Durante o 91º Fórum Permanente de Conselheiros e ex-Conselheiros Tutelares do Estado do Rio de Janeiro, uma promotora de justiça expressou sua indignação ao afirmar ter sido "assolapada por oração evangélica", levantando questões sobre a laicidade do Estado. Segundo ela, a proposta de oração em um evento público seria inconstitucional, violando não apenas sua dignidade pessoal, mas também a integridade da instituição que representa.

Esse incidente gerou reações diversas, tanto de apoio quanto de reprovação, evidenciando a complexidade do debate sobre a liberdade religiosa no Brasil.
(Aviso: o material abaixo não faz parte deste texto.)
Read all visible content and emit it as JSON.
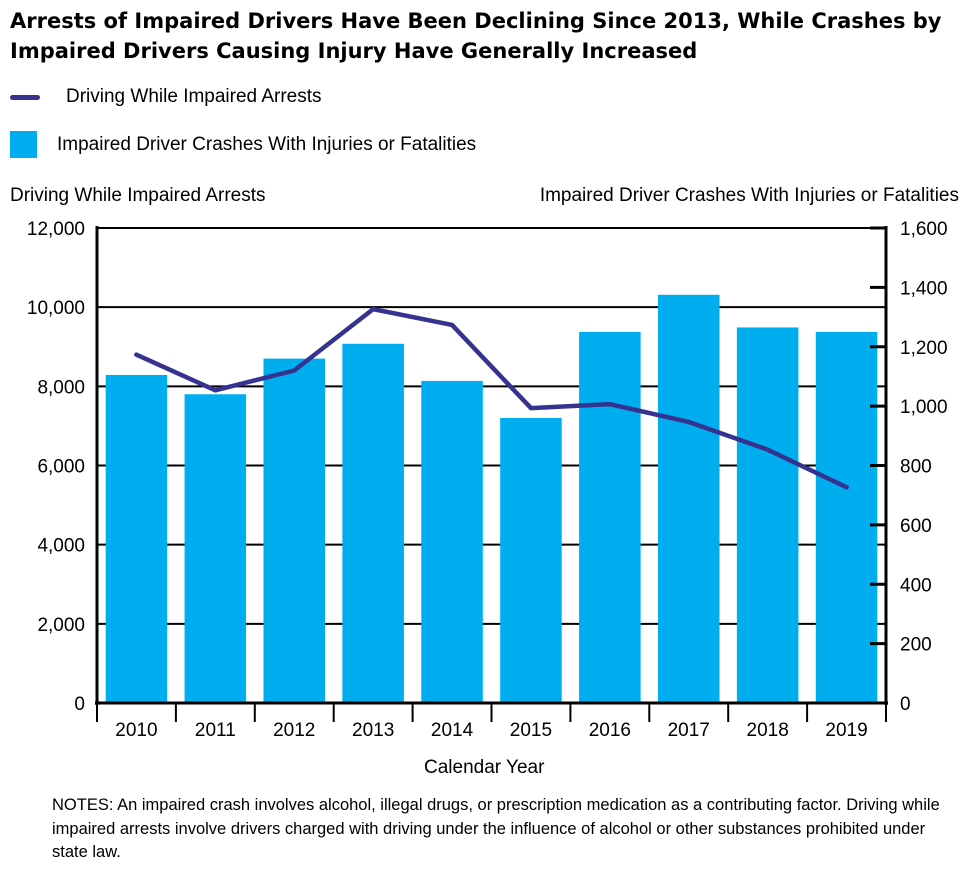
{
  "title": "Arrests of Impaired Drivers Have Been Declining Since 2013, While Crashes by Impaired Drivers Causing Injury Have Generally Increased",
  "legend": {
    "line_label": "Driving While Impaired Arrests",
    "bar_label": "Impaired Driver Crashes With Injuries or Fatalities"
  },
  "left_axis_title": "Driving While Impaired Arrests",
  "right_axis_title": "Impaired Driver Crashes With Injuries or Fatalities",
  "x_axis_title": "Calendar Year",
  "notes": "NOTES: An impaired crash involves alcohol, illegal drugs, or prescription medication as a contributing factor. Driving while impaired arrests involve drivers charged with driving under the influence of alcohol or other substances prohibited under state law.",
  "colors": {
    "bar": "#00aeef",
    "line": "#35338f",
    "axis": "#000000"
  },
  "chart_data": {
    "type": "bar",
    "categories": [
      "2010",
      "2011",
      "2012",
      "2013",
      "2014",
      "2015",
      "2016",
      "2017",
      "2018",
      "2019"
    ],
    "series": [
      {
        "name": "Impaired Driver Crashes With Injuries or Fatalities",
        "type": "bar",
        "axis": "right",
        "values": [
          1105,
          1040,
          1160,
          1210,
          1085,
          960,
          1250,
          1375,
          1265,
          1250
        ]
      },
      {
        "name": "Driving While Impaired Arrests",
        "type": "line",
        "axis": "left",
        "values": [
          8800,
          7900,
          8400,
          9950,
          9550,
          7450,
          7550,
          7100,
          6400,
          5450
        ]
      }
    ],
    "left_axis": {
      "ylim": [
        0,
        12000
      ],
      "ticks": [
        0,
        2000,
        4000,
        6000,
        8000,
        10000,
        12000
      ],
      "tick_labels": [
        "0",
        "2,000",
        "4,000",
        "6,000",
        "8,000",
        "10,000",
        "12,000"
      ]
    },
    "right_axis": {
      "ylim": [
        0,
        1600
      ],
      "ticks": [
        0,
        200,
        400,
        600,
        800,
        1000,
        1200,
        1400,
        1600
      ],
      "tick_labels": [
        "0",
        "200",
        "400",
        "600",
        "800",
        "1,000",
        "1,200",
        "1,400",
        "1,600"
      ]
    },
    "xlabel": "Calendar Year",
    "grid": true
  }
}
As liberdades constitucionais frequentemente colidem, e a liberdade religiosa não é exceção. Para contextualizar, nos Estados Unidos, um caso extremo em Nebraska envolveu um detento que alegava ser adepto do Pastafarianismo e pleiteava direitos relacionados a essa crença, os quais foram negados pela corte, que não reconheceu a sua prática como religiosa.
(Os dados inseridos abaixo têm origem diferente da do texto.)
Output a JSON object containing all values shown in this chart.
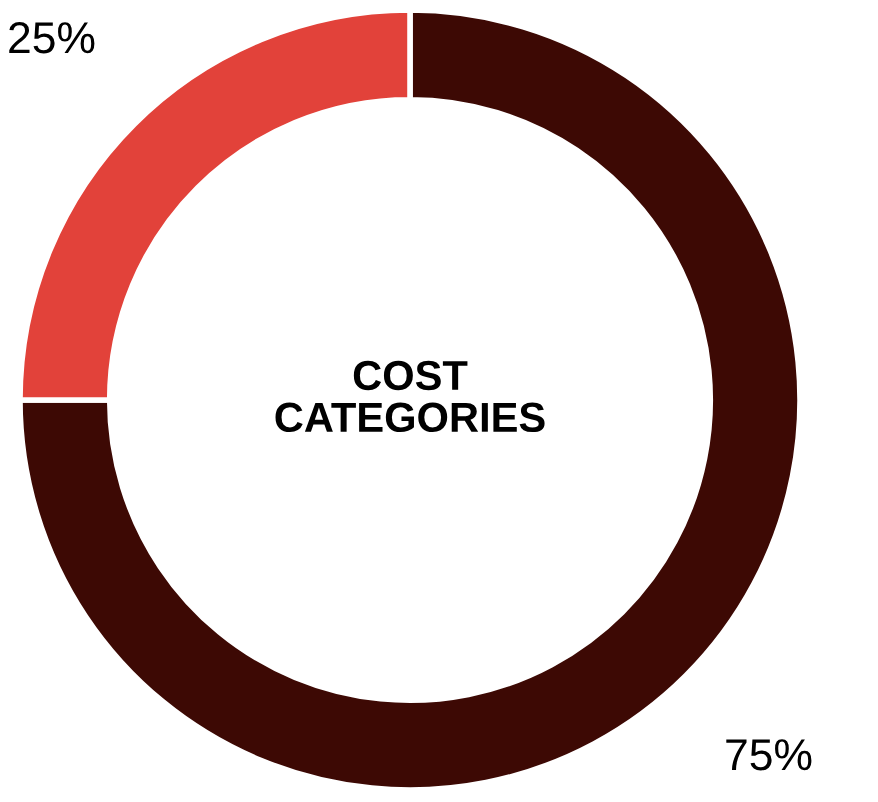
{
  "chart_data": {
    "type": "donut",
    "title": "COST\nCATEGORIES",
    "categories": [
      null,
      null
    ],
    "values": [
      75,
      25
    ],
    "colors": [
      "#3d0904",
      "#e2423a"
    ],
    "value_labels": [
      "75%",
      "25%"
    ]
  }
}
Histórico da Liberdade Religiosa no Brasil

A Constituição brasileira de 1824 reconhecia a religião católica como oficial, mas permitia uma liberdade religiosa limitada, que se restringia ao ambiente privado. Com a Proclamação da República em 1889, a nova Constituição estabeleceu a separação entre Estado e Igreja, refletindo um ideal de laicidade defendido por figuras como Rui Barbosa, que, mesmo sendo católico, advogava pela liberdade de crença.

Atualmente, a Constituição brasileira garante, em seu artigo 5º, VI, a liberdade de consciência e crença, assegurando o livre exercício dos cultos religiosos. Contudo, a interpretação de que essa liberdade deve ser restringida ao âmbito privado, conforme sugerido pela promotora, levanta um debate sobre a real extensão desse direito. Para ela, manifestações religiosas fora de locais de culto seriam ofensivas aos valores sociais.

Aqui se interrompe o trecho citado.